Я провел ногтем по лезвию скальпеля: оно было гладким, без зазубрин, как того требовали правила, содержащиеся в книге Левит. Левой рукой оттянул крайнюю плоть, большим пальцем нащупал упругий край головки. Приставил скальпель к коже и аккуратно, точно опытный писарь, который проводит на листе ровную линию, начал делать надрез, стараясь вести лезвие вплотную к большому пальцу, чтобы случайно не задеть головку. Боль была невыносимой, но я сумел полностью сосредоточиться на работе. Крайняя плоть отделилась, я положил ее на блюдце и промокнул капли крови тряпицей, пропитанной теплой водой. Накладывать лигатуру не понадобилось, кровотечение не усиливалось. Я сжал член, но высвободить головку не удалось — мешали остатки прозрачной кожицы и уздечка. Чтобы довершить операцию, нужны заостренные ножницы.

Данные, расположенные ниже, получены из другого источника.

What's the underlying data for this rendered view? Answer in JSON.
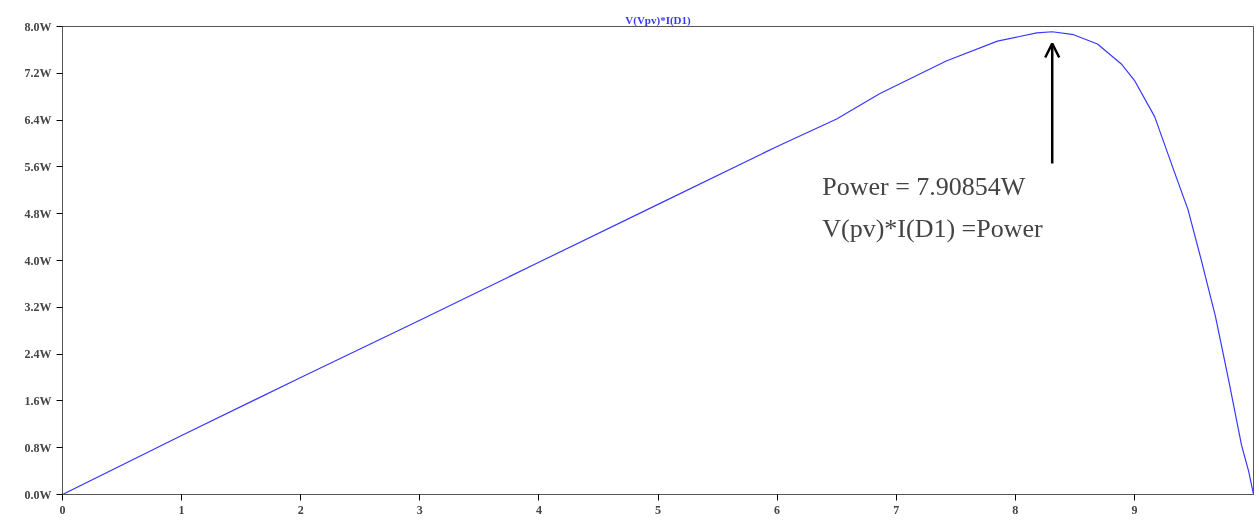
{
  "chart_data": {
    "type": "line",
    "title": "V(Vpv)*I(D1)",
    "x": [
      0,
      1,
      2,
      3,
      4,
      5,
      6,
      6.5,
      6.86,
      7.42,
      7.85,
      8.18,
      8.31,
      8.49,
      8.69,
      8.89,
      9.0,
      9.17,
      9.34,
      9.45,
      9.56,
      9.68,
      9.79,
      9.9,
      9.96,
      10
    ],
    "series": [
      {
        "color": "#3838ff",
        "values": [
          0,
          1.01,
          2.0,
          2.98,
          3.97,
          4.96,
          5.95,
          6.42,
          6.85,
          7.41,
          7.75,
          7.89,
          7.91,
          7.86,
          7.7,
          7.36,
          7.08,
          6.46,
          5.49,
          4.87,
          4.02,
          3.05,
          1.97,
          0.84,
          0.39,
          0
        ]
      }
    ],
    "xlim": [
      0,
      10
    ],
    "xticks": [
      0,
      1,
      2,
      3,
      4,
      5,
      6,
      7,
      8,
      9
    ],
    "ylim": [
      0,
      8
    ],
    "yticks": [
      {
        "value": 0,
        "label": "0.0W"
      },
      {
        "value": 0.8,
        "label": "0.8W"
      },
      {
        "value": 1.6,
        "label": "1.6W"
      },
      {
        "value": 2.4,
        "label": "2.4W"
      },
      {
        "value": 3.2,
        "label": "3.2W"
      },
      {
        "value": 4.0,
        "label": "4.0W"
      },
      {
        "value": 4.8,
        "label": "4.8W"
      },
      {
        "value": 5.6,
        "label": "5.6W"
      },
      {
        "value": 6.4,
        "label": "6.4W"
      },
      {
        "value": 7.2,
        "label": "7.2W"
      },
      {
        "value": 8.0,
        "label": "8.0W"
      }
    ],
    "grid": false,
    "annotations": [
      "Power = 7.90854W",
      "V(pv)*I(D1) =Power"
    ]
  }
}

Раздвоение личности было абсолютным: обычно стоны пациента не волнуют врача, а лишь вдохновляют. Конечно, больно, но ничего не поделаешь: если хочешь исцелиться, надо терпеть. Оттянув пинцетом оболочку, я отделил и ее, снова приложил мокрую тряпицу. Рана кровила на удивление слабо. Теперь надо присыпать заживляющим порошком и забинтовать.
— Господь Бог мой, Бог Авраама, Исаака и Иакова, я прошел брит мила и теперь полностью принадлежу к народу Израиля. Прими же меня и защити.
Я сделал еще глоток писко.
Спалось мне неважно. Донимала боль, но не покидало и чувство духовного обновления.
? ? ?
Буря улеглась. Корабль выстоял, все остались живы. Дальше плавание проходило спокойно: ни штормов, ни пиратов.
Двадцать второго июля 1627 года Франсиско сходит на берег в Кальяо. Смотрит по сторонам, замирая при виде знакомых пейзажей. На нем грязный балахон из грубой ткани, и выглядит арестант не лучше облепленного мухами нищего, которого он принял за отца, когда много лет назад впервые ступил на портовые улицы.
Капитан галеона подписывает бумаги и сдает пленника офицерам: они доставят его в Лиму. Сколько раз Франсиско проделывал этот путь в студенческие годы!
112
Утром я смог нормально помочиться. Остались только небольшой отек да слабый зуд. Кровотечение прекратилось. Я сменил повязку, позавтракал и отправился в больницу, однако к полудню почувствовал усталость и вернулся домой вздремнуть.
Во дворе послышался голос сестры, и в голову мне пришла одна мысль. В тот же вечер, вполне оправившись после операции, я предложил Исабель съездить со мной в купальни, которые находились лигах в шести от Сантьяго. Мы оба нуждались в отдыхе. Сестра удивилась и в который раз стала восхищаться моей добротой.